Через пару лет он съездил в Париж и снова поменял облик. Теперь одет он был с парижской иголочки с головы до ног. Парижем от него так и веяло, и это осталось на всю жизнь. Прическа a la Titus, в подражание бюстам римского императора Тита, когда завитые волосы поднимались наперед, то есть зачесывались на лоб, а назади были очень короткие, сменила баранью шерсть a la Duroc. Эта прическа оставалась модной среди аристократов с революции и называлась еще a la guillotine — стриженый затылок для удобства пользования гильотиной. Углаженные волосы теперь были умащены древним маслом, huile antique. В простодушном самохвальстве давал он дамам обнюхивать голову свою, а потом рассказывал про гильотину и заливисто хохотал, трогая свой затылок.

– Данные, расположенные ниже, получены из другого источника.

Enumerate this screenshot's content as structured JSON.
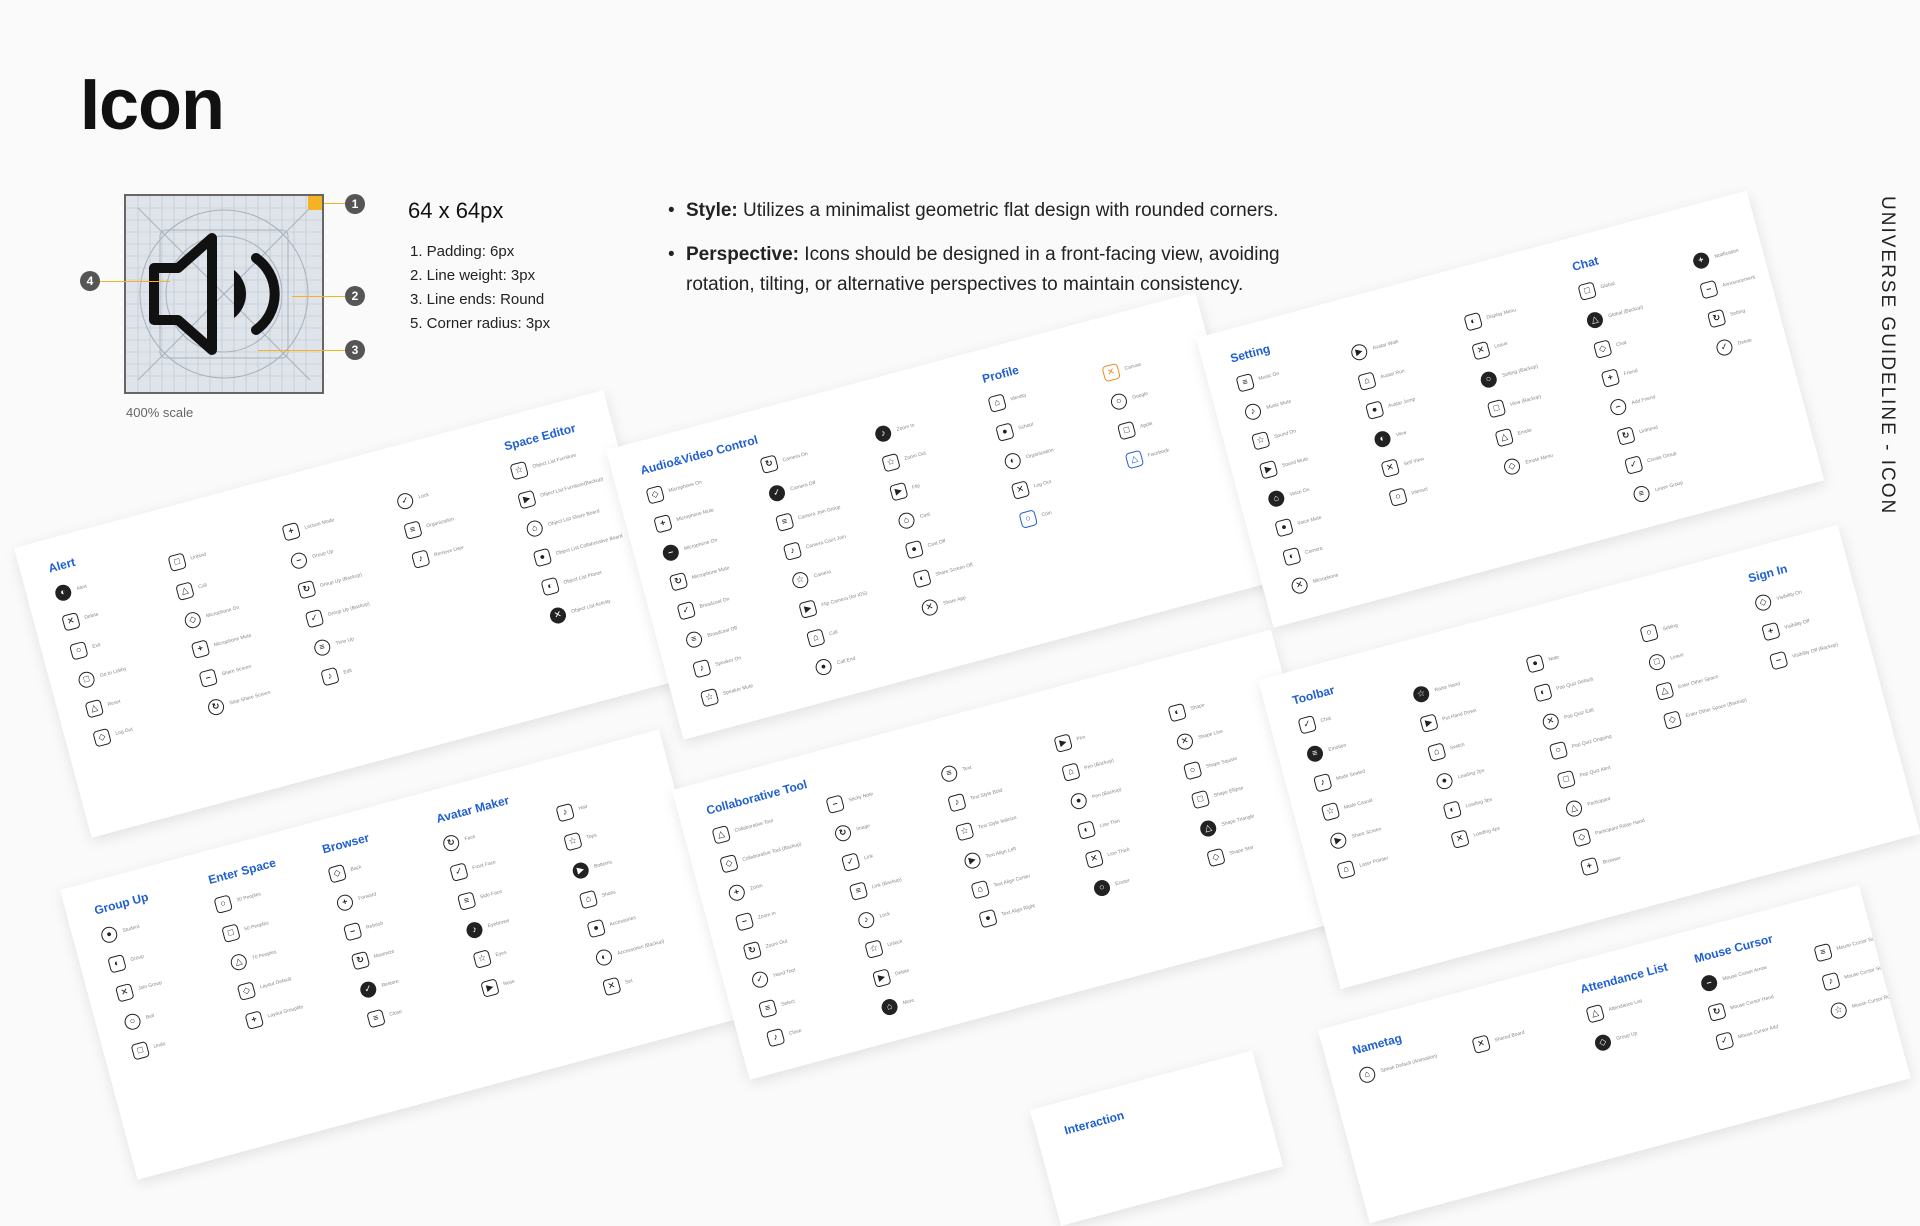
{
  "page": {
    "title": "Icon",
    "side_label": "UNIVERSE GUIDELINE - ICON"
  },
  "specimen": {
    "scale_note": "400% scale",
    "size_label": "64 x 64px",
    "callouts": [
      "1",
      "2",
      "3",
      "4"
    ],
    "specs": [
      "1.  Padding: 6px",
      "2.  Line weight: 3px",
      "3.  Line ends: Round",
      "5.  Corner radius: 3px"
    ],
    "icon": "speaker-icon",
    "accent": "#f5b324"
  },
  "principles": [
    {
      "term": "Style:",
      "text": " Utilizes a minimalist geometric flat design with rounded corners."
    },
    {
      "term": "Perspective:",
      "text": " Icons should be designed in a front-facing view, avoiding rotation, tilting, or alternative perspectives to maintain consistency."
    }
  ],
  "colors": {
    "category": "#1f5fd1",
    "icon": "#222222"
  },
  "sheets": [
    {
      "categories": [
        {
          "title": "Alert",
          "items": [
            "Alert",
            "Delete",
            "Exit",
            "Go to Lobby",
            "Reset",
            "Log Out"
          ]
        },
        {
          "title": "",
          "items": [
            "Unbind",
            "Call",
            "Microphone On",
            "Microphone Mute",
            "Share Screen",
            "Stop Share Screen"
          ]
        },
        {
          "title": "",
          "items": [
            "Lecture Mode",
            "Group Up",
            "Group Up (Backup)",
            "Group Up (Backup)",
            "Time Up",
            "Edit"
          ]
        },
        {
          "title": "",
          "items": [
            "Lock",
            "Organization",
            "Remove User"
          ]
        },
        {
          "title": "Space Editor",
          "items": [
            "Object List Furniture",
            "Object List Furniture(Backup)",
            "Object List Share Board",
            "Object List Collaborative Board",
            "Object List Planet",
            "Object List Activity"
          ]
        }
      ]
    },
    {
      "categories": [
        {
          "title": "Audio&Video Control",
          "items": [
            "Microphone On",
            "Microphone Mute",
            "Microphone On",
            "Microphone Mute",
            "Broadcast On",
            "Broadcast Off",
            "Speaker On",
            "Speaker Mute"
          ]
        },
        {
          "title": "",
          "items": [
            "Camera On",
            "Camera Off",
            "Camera Join Group",
            "Camera Can't Join",
            "Camera",
            "Flip Camera (for iOS)",
            "Call",
            "Call End"
          ]
        },
        {
          "title": "",
          "items": [
            "Zoom In",
            "Zoom Out",
            "Flip",
            "Cast",
            "Cast Off",
            "Share Screen Off",
            "Share App"
          ]
        },
        {
          "title": "Profile",
          "items": [
            "Identity",
            "School",
            "Organization",
            "Log Out",
            "Coin"
          ]
        },
        {
          "title": "",
          "items": [
            "Canvas",
            "Google",
            "Apple",
            "Facebook"
          ]
        }
      ]
    },
    {
      "categories": [
        {
          "title": "Setting",
          "items": [
            "Music On",
            "Music Mute",
            "Sound On",
            "Sound Mute",
            "Voice On",
            "Voice Mute",
            "Camera",
            "Microphone"
          ]
        },
        {
          "title": "",
          "items": [
            "Avatar Walk",
            "Avatar Run",
            "Avatar Jump",
            "View",
            "Self View",
            "Interact"
          ]
        },
        {
          "title": "",
          "items": [
            "Display Menu",
            "Leave",
            "Setting (Backup)",
            "View (Backup)",
            "Emote",
            "Emote Menu"
          ]
        },
        {
          "title": "Chat",
          "items": [
            "Global",
            "Global (Backup)",
            "Chat",
            "Friend",
            "Add Friend",
            "Unfriend",
            "Create Group",
            "Leave Group"
          ]
        },
        {
          "title": "",
          "items": [
            "Notification",
            "Announcement",
            "Setting",
            "Delete"
          ]
        }
      ]
    },
    {
      "categories": [
        {
          "title": "Group Up",
          "items": [
            "Student",
            "Group",
            "Join Group",
            "Bell",
            "Undo"
          ]
        },
        {
          "title": "Enter Space",
          "items": [
            "30 Peoples",
            "50 Peoples",
            "70 Peoples",
            "Layout Default",
            "Layout Grouplife"
          ]
        },
        {
          "title": "Browser",
          "items": [
            "Back",
            "Forward",
            "Refresh",
            "Maximize",
            "Restore",
            "Close"
          ]
        },
        {
          "title": "Avatar Maker",
          "items": [
            "Face",
            "Front Face",
            "Side Face",
            "Eyebrows",
            "Eyes",
            "Nose"
          ]
        },
        {
          "title": "",
          "items": [
            "Hair",
            "Tops",
            "Bottoms",
            "Shoes",
            "Accessories",
            "Accessories (Backup)",
            "Set"
          ]
        }
      ]
    },
    {
      "categories": [
        {
          "title": "Collaborative Tool",
          "items": [
            "Collaborative Tool",
            "Collaborative Tool (Backup)",
            "Zoom",
            "Zoom In",
            "Zoom Out",
            "Hand Tool",
            "Select",
            "Close"
          ]
        },
        {
          "title": "",
          "items": [
            "Sticky Note",
            "Image",
            "Link",
            "Link (Backup)",
            "Lock",
            "Unlock",
            "Delete",
            "More"
          ]
        },
        {
          "title": "",
          "items": [
            "Text",
            "Text Style Bold",
            "Text Style Italicize",
            "Text Align Left",
            "Text Align Center",
            "Text Align Right"
          ]
        },
        {
          "title": "",
          "items": [
            "Pen",
            "Pen (Backup)",
            "Pen (Backup)",
            "Line Thin",
            "Line Thick",
            "Eraser"
          ]
        },
        {
          "title": "",
          "items": [
            "Shape",
            "Shape Line",
            "Shape Square",
            "Shape Ellipse",
            "Shape Triangle",
            "Shape Star"
          ]
        }
      ]
    },
    {
      "categories": [
        {
          "title": "Toolbar",
          "items": [
            "Chat",
            "Emotion",
            "Mode Seated",
            "Mode Casual",
            "Share Screen",
            "Laser Pointer"
          ]
        },
        {
          "title": "",
          "items": [
            "Raise Hand",
            "Put Hand Down",
            "Switch",
            "Loading 2px",
            "Loading 3px",
            "Loading 4px"
          ]
        },
        {
          "title": "",
          "items": [
            "Note",
            "Pop Quiz Default",
            "Pop Quiz Edit",
            "Pop Quiz Ongoing",
            "Pop Quiz Alert",
            "Participant",
            "Participant Raise Hand",
            "Browser"
          ]
        },
        {
          "title": "",
          "items": [
            "Setting",
            "Leave",
            "Enter Other Space",
            "Enter Other Space (Backup)"
          ]
        },
        {
          "title": "Sign In",
          "items": [
            "Visibility On",
            "Visibility Off",
            "Visibility Off (Backup)"
          ]
        }
      ]
    },
    {
      "categories": [
        {
          "title": "Nametag",
          "items": [
            "Speak Default (Animation)"
          ]
        },
        {
          "title": "",
          "items": [
            "Shared Board"
          ]
        },
        {
          "title": "Attendance List",
          "items": [
            "Attendance List",
            "Group Up"
          ]
        },
        {
          "title": "Mouse Cursor",
          "items": [
            "Mouse Cursor Arrow",
            "Mouse Cursor Hand",
            "Mouse Cursor Add"
          ]
        },
        {
          "title": "",
          "items": [
            "Mouse Cursor Scale",
            "Mouse Cursor Scale",
            "Mouse Cursor Rotate"
          ]
        }
      ]
    },
    {
      "categories": [
        {
          "title": "Interaction",
          "items": []
        }
      ]
    }
  ]
}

Еще рассказывал он, что имел счастие представляться самому Наполеону и чуть ли не сам будущий император посоветовал ему масло для волос, а также одеколон. Однако с годами его парижский шик малость пообветшал, фрак, к которому он имел особенную привязанность, поизносился, волосы поредели, рассказы о Наполеоне наскучили и не вызывали прежнего восторга, тем более что отношение к французскому императору за эти годы резко изменилось; неизменным оставалось только добродушие Василия Львовича и ласковая полнота его фигуры.
Он дружил с Александром Ивановичем, дружил с его младшими братьями, Николаем и Сергеем, которые самого Александра Ивановича почитали почти за отца и говорили ему «вы», дружил с Жуковским, Карамзиным, с шурином историка, князем Петрушей Вяземским, как до этого дружил с его покойным отцом Андреем Ивановичем, впоследствии дружил со своим племянником, и со всеми он находил общий язык, везде был принят, все его любили, хотя и часто подтрунивали над ним. Поэт Иван Иванович Дмитриев, бывший в то время министром юстиции и генерал-прокурором, тоже его приятель и сослуживец еще по гвардии, правильно говорил о нем, что он кончит тем, что будет дружен с одними грудными младенцами, потому что чем более стареет, тем все более сближается с новейшими поколениями.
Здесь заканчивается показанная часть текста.